Ruling out organ extraction and deliberate conservation, he concluded that the extremely cold and dry conditions found at the altitude of their fog-wreathed resting places, some 5,000 feet up in the Andes, were enough to keep them intact.

The Cloud People, who flourished between 800 and 1500 AD, were conquered by the Incas and then killed off by diseases contracted from the Spanish Conquistadores.

The Iceman is perhaps the world's most famous mummy outside Egypt.

The body, which dates back to 3000 BC has spawned a global cottage industry of studies since he was found in a glacier in the Oetz mountain valley in 1991.

There have been discoveries about what he ate and what illnesses he suffered from, as well as a keen debate on how he died from the arrow wound found in his body - initially, it was thought, in a fight with rival hunters.

One theory says he was assassinated in a tribal power struggle.

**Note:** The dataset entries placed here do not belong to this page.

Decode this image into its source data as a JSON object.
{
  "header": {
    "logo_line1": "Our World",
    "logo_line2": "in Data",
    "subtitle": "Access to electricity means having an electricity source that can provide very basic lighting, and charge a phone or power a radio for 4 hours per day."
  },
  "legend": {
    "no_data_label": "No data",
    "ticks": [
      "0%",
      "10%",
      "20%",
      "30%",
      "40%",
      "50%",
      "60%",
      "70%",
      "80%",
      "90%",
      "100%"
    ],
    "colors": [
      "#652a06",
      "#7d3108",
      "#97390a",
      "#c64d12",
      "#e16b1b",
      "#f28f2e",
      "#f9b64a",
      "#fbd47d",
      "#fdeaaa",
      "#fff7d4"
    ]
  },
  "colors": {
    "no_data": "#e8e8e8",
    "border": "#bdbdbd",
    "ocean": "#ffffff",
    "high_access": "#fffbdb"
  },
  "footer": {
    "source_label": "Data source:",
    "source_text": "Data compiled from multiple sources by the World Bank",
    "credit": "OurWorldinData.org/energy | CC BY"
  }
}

Another suggested he was the victim of ritual sacrifice.

Another study - fiercely contested by patriotic residents of this formerly Austrian region who see Oetzi as their proud forefather - reckons he was cast out from his community because a low sperm count rendered him childless.

An eerie aura has also grown around the Iceman because of the allegedly mysterious deaths of seven people who came into contact with him.